I’ve lost weight before. I ate what I wanted, didn’t bother to exercise and when I stepped on the scale found a nice surprise. Metabolism? Extra inadvertent steps? Who knows, but this is lost weight. I’ve lost my keys too. It took as much effort and planning to lose my keys as it did to lose the weight. And in this case, ‘lose’ is the correct verb for both incidents.
I have also worked hard, suffered, sacrificed, and REMOVED weight from my body. Intentionally. This weight wasn’t lost, it was systematically and forcefully removed. It wasn’t happenstance. It wasn’t a fluke. It wasn’t a question mark as I approached the scale each day. I earned my health.
Hopefully you realize the difference isn’t simply semantical. Many of us are content to lose. And even after sloth, we find pride when we do. ‘Look at that, I lost 3 pounds after that stomach virus! Woot!‘
Compare this way of thinking with your relationship with God. Of course we have to say right off the bat that we don’t “earn” anything with God. But we do have responsibilities to keep the relationship going. And often, we take the same approach as we do with weight loss. We focus on what we can lose.
We can be passive and just watch the loss happen. We can be a pew warmer in our church lives. Never engaging, never connecting, never growing. We can prioritize private reading and prayer time last in our lives (often getting neglected in favor of more exciting things like TV, internet, or the latest I-Device).
We can live for the weekends and then waste those as well. And then we hit a high note. We get something right, possibly by accident, or just circumstances that line up in our favor. And we proudly exclaim, ‘look at that! I lead a prayer, or I really helped that person, etc.. ‘ We puff up and feel like we have really accomplished something when we didn’t really do anything at all.

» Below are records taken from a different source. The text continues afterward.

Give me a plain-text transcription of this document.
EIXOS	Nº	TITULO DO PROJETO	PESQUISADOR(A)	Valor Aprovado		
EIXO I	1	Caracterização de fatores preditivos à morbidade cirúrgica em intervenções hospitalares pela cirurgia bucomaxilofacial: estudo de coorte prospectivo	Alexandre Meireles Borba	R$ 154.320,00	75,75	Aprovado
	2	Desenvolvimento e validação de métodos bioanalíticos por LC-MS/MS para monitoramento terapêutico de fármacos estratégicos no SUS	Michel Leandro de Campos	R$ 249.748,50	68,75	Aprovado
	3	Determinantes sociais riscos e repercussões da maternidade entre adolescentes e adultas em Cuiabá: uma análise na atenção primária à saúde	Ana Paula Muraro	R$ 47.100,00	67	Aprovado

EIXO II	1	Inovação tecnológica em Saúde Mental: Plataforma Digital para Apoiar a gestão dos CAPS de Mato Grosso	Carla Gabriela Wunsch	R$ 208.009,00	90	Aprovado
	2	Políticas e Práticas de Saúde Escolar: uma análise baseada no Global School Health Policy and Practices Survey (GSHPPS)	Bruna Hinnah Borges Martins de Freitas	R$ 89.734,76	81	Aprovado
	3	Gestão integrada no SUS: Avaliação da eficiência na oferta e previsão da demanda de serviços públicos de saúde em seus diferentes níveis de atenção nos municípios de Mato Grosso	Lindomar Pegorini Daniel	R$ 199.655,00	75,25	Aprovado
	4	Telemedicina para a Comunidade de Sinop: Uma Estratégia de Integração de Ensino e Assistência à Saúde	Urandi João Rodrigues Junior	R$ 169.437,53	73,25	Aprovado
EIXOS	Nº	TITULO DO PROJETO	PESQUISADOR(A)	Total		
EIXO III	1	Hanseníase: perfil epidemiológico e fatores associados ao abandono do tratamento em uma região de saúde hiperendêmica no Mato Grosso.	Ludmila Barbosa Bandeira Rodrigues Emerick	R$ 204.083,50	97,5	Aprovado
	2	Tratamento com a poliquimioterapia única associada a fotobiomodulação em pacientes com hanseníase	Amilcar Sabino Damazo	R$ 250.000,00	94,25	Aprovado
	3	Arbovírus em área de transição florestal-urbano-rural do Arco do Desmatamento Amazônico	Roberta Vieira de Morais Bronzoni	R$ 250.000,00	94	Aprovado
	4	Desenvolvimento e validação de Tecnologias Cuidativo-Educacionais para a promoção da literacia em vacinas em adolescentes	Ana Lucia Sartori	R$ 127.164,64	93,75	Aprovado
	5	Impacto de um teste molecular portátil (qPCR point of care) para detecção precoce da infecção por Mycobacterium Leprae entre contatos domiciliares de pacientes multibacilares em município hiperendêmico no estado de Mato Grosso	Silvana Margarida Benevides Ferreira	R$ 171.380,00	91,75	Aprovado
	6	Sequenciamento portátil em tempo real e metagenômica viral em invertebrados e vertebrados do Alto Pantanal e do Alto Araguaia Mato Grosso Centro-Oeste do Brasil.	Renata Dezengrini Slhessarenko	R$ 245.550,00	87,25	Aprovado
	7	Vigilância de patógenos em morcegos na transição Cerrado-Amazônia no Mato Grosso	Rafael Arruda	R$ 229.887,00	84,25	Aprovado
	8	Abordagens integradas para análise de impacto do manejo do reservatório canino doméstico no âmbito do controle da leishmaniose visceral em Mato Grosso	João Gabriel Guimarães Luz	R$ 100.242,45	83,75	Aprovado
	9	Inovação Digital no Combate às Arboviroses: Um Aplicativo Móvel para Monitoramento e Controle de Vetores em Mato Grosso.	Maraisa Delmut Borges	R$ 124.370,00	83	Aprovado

I fear many of us know the spiritual rut of complacency. And the walls are lined with lies about how well we are doing when the scales just keep shouting out, “obese!”. We are meant to pursue Jesus the same way we intentionally and specifically remove weight. We go after Him. We drop high calorie friends and cut out fatty habits. We dive into the word, we wrap our minutes all throughout the day with prayer.
We don’t just happen to bump into Jesus and make a good impression… we chase Him down. We cannonball into the baptismal and come out dripping with the Savior and His desires for our life. Can you feel the difference? One approach says, whatever will happen will happen as long as I don’t have to do much. The other says, I am loved by God, and that is how I will be known. I will carry my cross and follow Him. I will look like Him. I will be blessed and forgiven by Him. I will not wait for the right moment or the right lighting or the right song, or the right circumstances… I will go now. Because now is the only moment I have any say over.
I didn’t earn Him. He was a gift. But I refused to let Him pass me by. I accept.